As humans, we are wired for connection. As infants, we relied on our caregiver(s) to provide safety, stability, and love. Through attachment, children and adults develop trust and learn to regulate emotions. As children, we learned to socialize through interactions with siblings and other children. As adolescents and young adults, we develop our identities as we socially interact with others. Strong positive relationships help provide a sense of security, especially within the family of origin, and can carry over into intimate relationships.
Our first experience of love is through familial love, or family-love with our parent(s) or early caretakers(s). Familial love is unconditional love, where a child can feel safe and secure—knowing they will get their needs met and forming a positive attachment to a parental figure. Unconditional-love, is sometimes referred to as compassionate or agape love. Unfortunately, not all children not grow up in households where parents were consistently able to provide a safe, secure, and emotionally nurturing environment. If your first experiences of love were abusive, you may be estranged from family and/ or struggle in intimate relationships.
Outside of family and intimate relationships, many relationships (such as friendships) can be described as platonic. A platonic relationship can be intimate and loving but feelings of passion are absent. Companionate-love includes intimacy plus commitment and is distinguished from passionate-love. Intimate relationships often involve vulnerability, such as emotional vulnerability as there is a comfort level to feel safe enough to share deep emotions. Physical intimacy is another area that involves giving and receiving physical touch. Physical closeness and affection are non-sexual, although platonic relationships can also have a social and/or sexual component. Other aspects of intimacy involve intellectual intimacy such as through stimulating conversations, experiential intimacy through shared experiences/ adventures, and spiritual intimacy with closeness through religion or nature.
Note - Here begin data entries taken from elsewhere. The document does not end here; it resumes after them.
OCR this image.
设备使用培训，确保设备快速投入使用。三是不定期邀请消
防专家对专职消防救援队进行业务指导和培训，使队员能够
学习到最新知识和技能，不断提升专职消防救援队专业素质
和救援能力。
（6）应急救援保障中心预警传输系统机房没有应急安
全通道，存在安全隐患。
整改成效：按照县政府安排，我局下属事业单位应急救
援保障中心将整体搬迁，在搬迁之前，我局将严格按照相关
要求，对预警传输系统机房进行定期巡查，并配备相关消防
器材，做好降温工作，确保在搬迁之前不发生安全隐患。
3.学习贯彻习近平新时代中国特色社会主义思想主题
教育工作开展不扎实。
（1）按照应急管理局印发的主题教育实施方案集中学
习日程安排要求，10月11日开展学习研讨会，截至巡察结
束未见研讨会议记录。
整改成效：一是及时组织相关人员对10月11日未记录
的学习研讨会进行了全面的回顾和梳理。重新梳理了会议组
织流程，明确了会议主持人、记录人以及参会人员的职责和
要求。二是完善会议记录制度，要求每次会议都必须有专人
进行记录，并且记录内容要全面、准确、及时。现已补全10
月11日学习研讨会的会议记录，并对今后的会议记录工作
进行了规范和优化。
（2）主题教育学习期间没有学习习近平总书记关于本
With many different types-of-relationships, commitment, intimacy, and passion are three common elements that are often interwoven as one or more aspects of relationships. These concepts are taken from Robert Sternberg’s Triangular Theory of Love. Romantic-love includes intimacy and passion (but not commitment), whereas fatuous love includes passion and commitment (but not intimacy). These relationships may be temporary and impulsive or may end up as long-term relationships but undecided in terms of commitment.
Commitment in a relationship might mean exclusiveness such as in a monogamous relationship, or it could mean honesty about sexual partners but not necessarily exclusiveness in non-monogamous relationship. Dating, cohabitation, domestic or civil partnerships, and marriage often involve commitment and may or may not involve intimacy, sex, or passion.
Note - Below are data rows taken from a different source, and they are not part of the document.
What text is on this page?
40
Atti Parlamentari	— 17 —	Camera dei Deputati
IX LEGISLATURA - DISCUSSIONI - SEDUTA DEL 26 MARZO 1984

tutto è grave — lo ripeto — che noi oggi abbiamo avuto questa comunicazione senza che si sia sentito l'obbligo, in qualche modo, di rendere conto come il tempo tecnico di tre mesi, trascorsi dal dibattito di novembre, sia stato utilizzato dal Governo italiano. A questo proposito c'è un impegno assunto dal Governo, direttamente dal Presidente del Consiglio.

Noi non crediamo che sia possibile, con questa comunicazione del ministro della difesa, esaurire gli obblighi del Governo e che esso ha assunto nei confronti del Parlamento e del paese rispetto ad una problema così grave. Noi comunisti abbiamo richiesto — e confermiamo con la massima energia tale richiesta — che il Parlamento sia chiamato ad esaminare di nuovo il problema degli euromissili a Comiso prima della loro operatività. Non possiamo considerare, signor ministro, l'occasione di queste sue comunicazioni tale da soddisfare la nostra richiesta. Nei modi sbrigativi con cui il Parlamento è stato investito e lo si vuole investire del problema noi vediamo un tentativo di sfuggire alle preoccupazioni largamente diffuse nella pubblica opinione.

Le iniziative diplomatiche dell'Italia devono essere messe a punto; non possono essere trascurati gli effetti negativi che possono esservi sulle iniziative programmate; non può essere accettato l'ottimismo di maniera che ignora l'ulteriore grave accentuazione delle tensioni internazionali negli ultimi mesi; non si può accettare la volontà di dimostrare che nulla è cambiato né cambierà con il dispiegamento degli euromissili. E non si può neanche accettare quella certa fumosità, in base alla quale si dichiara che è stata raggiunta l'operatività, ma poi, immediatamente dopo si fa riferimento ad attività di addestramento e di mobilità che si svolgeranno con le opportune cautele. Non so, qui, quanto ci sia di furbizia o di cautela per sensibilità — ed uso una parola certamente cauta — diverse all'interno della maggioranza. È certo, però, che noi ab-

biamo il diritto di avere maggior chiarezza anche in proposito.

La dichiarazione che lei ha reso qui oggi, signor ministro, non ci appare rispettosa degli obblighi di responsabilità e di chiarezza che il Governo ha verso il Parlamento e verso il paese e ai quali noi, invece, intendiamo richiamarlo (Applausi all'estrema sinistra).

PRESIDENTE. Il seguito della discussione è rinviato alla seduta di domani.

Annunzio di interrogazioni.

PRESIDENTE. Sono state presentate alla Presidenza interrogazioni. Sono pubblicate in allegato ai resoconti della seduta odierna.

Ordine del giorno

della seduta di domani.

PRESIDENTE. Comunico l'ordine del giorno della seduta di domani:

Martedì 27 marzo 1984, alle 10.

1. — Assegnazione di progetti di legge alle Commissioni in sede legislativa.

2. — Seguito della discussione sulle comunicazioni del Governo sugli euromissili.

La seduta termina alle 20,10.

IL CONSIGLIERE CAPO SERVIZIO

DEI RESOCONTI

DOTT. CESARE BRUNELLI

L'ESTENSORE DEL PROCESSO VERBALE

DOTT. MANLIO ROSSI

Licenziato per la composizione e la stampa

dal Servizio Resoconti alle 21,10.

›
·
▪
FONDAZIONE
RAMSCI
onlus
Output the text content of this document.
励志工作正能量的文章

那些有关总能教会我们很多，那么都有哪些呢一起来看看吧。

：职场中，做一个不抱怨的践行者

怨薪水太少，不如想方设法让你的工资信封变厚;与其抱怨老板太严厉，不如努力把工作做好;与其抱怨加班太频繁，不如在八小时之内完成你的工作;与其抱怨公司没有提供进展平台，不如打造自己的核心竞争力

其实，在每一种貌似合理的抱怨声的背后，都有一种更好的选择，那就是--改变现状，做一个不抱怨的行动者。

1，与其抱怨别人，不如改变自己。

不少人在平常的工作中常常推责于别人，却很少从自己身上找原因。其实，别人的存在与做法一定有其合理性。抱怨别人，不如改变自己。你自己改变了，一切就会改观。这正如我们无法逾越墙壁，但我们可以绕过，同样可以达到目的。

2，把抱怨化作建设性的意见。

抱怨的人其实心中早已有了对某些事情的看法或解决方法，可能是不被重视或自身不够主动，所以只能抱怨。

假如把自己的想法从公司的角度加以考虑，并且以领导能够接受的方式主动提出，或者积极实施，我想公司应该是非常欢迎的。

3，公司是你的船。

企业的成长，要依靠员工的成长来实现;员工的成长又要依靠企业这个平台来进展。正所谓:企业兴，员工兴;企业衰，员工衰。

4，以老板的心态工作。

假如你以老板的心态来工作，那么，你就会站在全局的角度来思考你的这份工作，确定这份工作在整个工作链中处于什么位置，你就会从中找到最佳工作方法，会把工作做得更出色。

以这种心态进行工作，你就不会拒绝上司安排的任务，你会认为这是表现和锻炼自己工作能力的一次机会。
Consummate love involves all three elements: commitment, intimacy, and passion and tends to represent a form of love that many people view as an “ideal” relationship. Keep in mind that values and life experiences have a significant impact on how one defines what is ideal to them. These are all valid types of relationships. Think about your closest family relationships, friendships, and intimate or sexual relationships, and see if you can relate to these different kinds of relationships.